20th-century Bishop of Västerås

Einar Billing (6 October 1871 – 17 December 1939) was a Swedish hymnwriter and theologian. He was Bishop of Västerås from 1920 to 1939.

Billing was born 6 October 1871 in Lund. He was the son of bishop Gottfrid Billing.

Billing studied at Uppsala University and received a Bachelor of Arts in 1891 and a Bachelor of Divinity in 1898 and completed his Doctor of Divinity 1911. He also received a docent of moral theology and dogmatics in 1900. He served as assistant professor of moral theology and dogmatics from 1901 and professor of moral theology and dogmatics from 1909 at Uppsala University.

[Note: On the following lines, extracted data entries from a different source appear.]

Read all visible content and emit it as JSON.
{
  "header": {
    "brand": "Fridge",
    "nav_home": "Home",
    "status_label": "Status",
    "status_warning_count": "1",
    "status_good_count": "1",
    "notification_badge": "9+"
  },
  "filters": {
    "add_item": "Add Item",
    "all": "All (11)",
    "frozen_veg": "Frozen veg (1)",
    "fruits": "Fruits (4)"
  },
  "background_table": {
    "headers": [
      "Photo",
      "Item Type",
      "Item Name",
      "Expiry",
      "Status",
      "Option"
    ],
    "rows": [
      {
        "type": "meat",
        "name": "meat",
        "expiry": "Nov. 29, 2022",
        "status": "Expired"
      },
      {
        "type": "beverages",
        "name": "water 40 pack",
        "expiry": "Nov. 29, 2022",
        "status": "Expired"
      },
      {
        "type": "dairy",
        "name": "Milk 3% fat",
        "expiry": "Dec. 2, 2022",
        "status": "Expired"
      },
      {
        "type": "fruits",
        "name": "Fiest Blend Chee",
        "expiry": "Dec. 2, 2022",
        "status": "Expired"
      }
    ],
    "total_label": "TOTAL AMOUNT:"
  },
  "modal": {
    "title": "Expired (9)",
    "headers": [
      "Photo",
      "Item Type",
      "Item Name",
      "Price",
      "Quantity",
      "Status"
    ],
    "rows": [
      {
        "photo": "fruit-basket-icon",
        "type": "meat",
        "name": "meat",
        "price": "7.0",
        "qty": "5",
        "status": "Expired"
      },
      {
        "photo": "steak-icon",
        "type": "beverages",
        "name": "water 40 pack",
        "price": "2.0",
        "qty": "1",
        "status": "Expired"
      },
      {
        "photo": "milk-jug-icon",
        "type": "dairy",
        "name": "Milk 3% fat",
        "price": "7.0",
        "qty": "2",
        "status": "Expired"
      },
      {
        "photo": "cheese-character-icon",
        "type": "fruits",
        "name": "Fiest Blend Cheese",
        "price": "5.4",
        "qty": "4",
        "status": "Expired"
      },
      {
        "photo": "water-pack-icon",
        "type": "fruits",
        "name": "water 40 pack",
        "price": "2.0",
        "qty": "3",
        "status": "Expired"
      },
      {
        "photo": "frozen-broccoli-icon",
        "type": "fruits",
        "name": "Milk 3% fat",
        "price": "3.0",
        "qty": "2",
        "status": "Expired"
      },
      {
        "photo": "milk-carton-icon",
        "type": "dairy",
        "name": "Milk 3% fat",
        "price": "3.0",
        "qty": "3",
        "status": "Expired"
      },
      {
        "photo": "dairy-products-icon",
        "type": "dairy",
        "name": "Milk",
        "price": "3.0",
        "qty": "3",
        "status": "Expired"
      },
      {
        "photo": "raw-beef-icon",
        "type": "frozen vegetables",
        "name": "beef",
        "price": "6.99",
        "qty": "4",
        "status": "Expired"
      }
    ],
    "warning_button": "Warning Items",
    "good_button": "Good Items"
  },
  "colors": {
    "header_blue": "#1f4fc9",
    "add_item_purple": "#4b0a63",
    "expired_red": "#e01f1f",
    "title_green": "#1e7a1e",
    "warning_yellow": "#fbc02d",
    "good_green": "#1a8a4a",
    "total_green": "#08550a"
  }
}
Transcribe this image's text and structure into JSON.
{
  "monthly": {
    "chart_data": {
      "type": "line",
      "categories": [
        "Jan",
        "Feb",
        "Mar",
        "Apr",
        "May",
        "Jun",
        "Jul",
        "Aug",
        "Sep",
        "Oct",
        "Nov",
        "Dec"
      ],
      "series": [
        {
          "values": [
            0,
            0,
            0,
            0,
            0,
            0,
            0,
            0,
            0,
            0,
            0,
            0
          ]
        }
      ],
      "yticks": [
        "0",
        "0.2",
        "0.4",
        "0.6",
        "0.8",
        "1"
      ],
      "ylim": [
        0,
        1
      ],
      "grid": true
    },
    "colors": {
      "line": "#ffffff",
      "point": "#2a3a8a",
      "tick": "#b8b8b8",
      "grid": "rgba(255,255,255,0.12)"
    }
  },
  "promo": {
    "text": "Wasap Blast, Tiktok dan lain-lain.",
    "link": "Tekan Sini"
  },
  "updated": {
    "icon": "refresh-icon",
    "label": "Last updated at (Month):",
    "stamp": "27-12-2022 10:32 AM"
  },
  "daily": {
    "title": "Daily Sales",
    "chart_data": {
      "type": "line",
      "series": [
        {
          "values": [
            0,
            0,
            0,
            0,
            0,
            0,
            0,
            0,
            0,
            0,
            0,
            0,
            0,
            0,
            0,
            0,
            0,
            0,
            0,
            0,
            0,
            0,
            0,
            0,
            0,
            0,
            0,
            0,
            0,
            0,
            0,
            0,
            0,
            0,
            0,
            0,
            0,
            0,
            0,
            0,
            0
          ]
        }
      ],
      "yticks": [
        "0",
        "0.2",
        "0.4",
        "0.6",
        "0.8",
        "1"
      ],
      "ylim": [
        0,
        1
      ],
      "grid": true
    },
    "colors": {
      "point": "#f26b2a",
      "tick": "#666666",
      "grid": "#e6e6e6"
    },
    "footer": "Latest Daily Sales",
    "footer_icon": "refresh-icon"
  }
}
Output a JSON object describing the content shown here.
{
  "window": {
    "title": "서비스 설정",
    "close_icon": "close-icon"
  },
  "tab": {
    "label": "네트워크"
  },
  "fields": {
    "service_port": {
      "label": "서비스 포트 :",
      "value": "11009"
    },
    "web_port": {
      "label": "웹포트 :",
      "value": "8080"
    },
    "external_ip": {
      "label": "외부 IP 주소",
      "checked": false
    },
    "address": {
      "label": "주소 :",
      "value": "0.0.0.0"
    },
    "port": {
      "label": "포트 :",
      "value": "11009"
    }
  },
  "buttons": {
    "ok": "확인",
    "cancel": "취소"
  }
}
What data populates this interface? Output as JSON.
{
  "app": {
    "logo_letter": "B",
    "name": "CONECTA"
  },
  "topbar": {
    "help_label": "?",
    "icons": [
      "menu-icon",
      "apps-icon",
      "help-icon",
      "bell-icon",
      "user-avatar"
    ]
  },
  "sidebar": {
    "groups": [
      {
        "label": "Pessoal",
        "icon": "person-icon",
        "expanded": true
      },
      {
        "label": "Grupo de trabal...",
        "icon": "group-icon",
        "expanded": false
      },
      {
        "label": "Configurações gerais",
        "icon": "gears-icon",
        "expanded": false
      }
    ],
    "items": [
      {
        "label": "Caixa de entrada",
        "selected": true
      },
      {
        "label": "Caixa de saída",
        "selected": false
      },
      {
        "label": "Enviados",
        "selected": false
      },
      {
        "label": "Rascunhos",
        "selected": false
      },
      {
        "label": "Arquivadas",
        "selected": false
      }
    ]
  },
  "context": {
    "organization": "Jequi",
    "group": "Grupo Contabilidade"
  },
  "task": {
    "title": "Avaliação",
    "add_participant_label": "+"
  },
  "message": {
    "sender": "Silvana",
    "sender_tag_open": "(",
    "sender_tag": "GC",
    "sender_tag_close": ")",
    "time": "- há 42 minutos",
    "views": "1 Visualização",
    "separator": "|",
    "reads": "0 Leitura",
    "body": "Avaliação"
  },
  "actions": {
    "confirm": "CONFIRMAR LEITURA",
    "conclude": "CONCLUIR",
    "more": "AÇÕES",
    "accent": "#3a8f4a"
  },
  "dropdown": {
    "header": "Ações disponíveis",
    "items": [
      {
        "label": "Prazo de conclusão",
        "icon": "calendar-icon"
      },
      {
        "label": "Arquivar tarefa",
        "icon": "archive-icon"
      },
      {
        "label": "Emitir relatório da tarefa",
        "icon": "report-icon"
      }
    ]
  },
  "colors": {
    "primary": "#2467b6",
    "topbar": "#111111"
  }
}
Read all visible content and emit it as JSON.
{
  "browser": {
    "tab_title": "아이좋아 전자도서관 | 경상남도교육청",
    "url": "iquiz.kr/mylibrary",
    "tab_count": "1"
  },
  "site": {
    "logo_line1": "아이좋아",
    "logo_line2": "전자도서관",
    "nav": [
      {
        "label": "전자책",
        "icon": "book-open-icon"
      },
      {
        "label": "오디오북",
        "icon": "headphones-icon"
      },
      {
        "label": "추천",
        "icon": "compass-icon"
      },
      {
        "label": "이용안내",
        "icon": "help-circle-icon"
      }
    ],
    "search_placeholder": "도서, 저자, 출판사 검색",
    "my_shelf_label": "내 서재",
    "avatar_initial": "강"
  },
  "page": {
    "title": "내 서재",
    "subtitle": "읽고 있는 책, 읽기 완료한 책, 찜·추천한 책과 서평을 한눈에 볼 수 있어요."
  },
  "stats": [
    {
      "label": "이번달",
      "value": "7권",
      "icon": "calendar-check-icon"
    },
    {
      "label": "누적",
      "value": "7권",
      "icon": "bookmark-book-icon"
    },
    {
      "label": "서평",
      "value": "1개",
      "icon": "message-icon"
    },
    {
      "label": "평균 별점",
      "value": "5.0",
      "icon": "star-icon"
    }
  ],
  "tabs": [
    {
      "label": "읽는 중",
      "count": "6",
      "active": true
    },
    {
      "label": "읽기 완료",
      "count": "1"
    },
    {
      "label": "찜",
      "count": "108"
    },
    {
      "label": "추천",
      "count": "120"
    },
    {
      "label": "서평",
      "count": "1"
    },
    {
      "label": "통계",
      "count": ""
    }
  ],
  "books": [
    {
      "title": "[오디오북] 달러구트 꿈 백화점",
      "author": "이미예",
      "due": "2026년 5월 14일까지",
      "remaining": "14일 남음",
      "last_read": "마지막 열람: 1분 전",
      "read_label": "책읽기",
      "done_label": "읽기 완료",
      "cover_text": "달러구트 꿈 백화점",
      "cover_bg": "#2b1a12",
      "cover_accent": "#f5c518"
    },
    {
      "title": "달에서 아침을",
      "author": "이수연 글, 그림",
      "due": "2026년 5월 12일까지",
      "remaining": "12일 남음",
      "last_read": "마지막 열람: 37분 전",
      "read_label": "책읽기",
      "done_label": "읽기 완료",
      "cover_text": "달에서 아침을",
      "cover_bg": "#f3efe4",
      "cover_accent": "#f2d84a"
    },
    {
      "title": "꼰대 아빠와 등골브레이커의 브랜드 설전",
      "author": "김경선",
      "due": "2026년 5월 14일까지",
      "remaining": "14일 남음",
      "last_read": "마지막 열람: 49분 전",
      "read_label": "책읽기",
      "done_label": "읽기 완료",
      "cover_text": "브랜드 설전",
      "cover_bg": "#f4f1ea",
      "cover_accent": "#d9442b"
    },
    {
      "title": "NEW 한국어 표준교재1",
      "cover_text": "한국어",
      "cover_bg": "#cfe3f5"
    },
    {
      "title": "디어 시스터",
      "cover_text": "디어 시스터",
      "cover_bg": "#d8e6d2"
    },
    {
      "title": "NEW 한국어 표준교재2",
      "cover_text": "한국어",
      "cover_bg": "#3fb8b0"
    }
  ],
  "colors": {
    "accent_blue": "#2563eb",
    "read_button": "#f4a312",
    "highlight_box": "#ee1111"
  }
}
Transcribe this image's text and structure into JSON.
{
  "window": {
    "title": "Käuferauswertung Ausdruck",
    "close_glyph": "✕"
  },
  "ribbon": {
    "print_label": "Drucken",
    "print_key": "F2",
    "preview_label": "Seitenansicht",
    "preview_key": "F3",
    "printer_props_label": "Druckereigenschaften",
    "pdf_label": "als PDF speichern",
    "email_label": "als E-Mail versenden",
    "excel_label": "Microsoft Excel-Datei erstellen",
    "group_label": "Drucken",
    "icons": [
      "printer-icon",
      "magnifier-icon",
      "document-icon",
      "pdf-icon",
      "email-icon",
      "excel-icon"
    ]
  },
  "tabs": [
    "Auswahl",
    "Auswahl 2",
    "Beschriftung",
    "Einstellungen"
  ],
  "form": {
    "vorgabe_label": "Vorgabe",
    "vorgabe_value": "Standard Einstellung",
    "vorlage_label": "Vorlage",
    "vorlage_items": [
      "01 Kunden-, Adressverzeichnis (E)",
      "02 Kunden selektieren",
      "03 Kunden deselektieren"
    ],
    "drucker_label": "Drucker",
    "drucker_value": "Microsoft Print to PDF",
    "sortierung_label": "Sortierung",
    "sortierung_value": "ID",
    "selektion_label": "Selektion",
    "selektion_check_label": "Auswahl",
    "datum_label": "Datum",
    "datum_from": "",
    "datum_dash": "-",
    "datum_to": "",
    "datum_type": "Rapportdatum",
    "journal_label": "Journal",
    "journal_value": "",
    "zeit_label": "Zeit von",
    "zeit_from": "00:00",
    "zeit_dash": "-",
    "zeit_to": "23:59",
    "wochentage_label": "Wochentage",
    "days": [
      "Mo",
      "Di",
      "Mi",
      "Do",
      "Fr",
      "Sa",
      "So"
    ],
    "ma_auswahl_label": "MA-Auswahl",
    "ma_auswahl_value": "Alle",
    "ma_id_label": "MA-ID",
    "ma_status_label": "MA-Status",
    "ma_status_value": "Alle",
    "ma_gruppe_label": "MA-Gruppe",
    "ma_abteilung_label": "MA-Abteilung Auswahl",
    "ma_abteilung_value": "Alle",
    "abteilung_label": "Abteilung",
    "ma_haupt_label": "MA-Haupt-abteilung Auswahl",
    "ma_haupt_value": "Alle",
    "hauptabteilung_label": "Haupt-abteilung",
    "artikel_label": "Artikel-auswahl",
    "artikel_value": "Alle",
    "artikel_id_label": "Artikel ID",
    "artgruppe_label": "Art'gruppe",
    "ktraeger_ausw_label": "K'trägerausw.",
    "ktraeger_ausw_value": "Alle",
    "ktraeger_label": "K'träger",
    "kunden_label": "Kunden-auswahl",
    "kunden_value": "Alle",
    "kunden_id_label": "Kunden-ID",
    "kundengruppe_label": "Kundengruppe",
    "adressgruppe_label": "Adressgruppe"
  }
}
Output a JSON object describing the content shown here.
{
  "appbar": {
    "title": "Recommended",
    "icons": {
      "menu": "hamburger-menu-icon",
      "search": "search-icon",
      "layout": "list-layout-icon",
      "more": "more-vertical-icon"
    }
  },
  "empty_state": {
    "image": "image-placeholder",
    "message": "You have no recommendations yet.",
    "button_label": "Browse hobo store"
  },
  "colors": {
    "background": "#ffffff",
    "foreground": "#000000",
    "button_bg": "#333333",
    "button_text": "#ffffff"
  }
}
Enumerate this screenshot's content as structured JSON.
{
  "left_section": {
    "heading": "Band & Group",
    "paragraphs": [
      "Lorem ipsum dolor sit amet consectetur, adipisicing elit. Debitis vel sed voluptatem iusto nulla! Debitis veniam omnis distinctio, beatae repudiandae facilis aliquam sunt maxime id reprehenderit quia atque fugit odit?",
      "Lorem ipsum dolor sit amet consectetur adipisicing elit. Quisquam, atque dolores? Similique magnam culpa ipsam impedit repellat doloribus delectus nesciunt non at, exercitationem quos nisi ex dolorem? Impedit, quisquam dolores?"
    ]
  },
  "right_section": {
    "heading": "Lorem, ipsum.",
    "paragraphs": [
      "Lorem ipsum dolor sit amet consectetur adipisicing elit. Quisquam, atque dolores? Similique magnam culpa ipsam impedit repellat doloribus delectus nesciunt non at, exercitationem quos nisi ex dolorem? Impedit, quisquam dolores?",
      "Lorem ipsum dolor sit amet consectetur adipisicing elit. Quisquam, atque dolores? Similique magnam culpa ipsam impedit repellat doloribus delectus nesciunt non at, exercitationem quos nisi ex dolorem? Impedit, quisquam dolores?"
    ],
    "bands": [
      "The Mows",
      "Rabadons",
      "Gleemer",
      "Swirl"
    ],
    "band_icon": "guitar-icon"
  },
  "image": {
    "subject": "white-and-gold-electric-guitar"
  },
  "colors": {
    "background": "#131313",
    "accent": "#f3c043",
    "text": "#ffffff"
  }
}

Billing was ordained as a priest in the Church of Sweden in 1900 and served as a regimental pastor in Uppsala from 1901 to 1908. He was then vicar of the parishes in Hagby and Ramsta near Uppsala 1908 and vicar of the parish Heliga Trefaldighet (Holy Trinity) of Uppsala in 1909. The same year, he became a member of the Christian education society Pro Fide et Christianismo. He was elected as bishop of the Diocese of Västerås in 1920, an office he held until his death on 17 December 1939 in Västerås.

Gustaf Aulén was heavily influenced by Billing and counted his Luthers lära om staten (1900), Etiska tankarna i urkristendomen (1907) and Herdabrev (1920) as his most important works.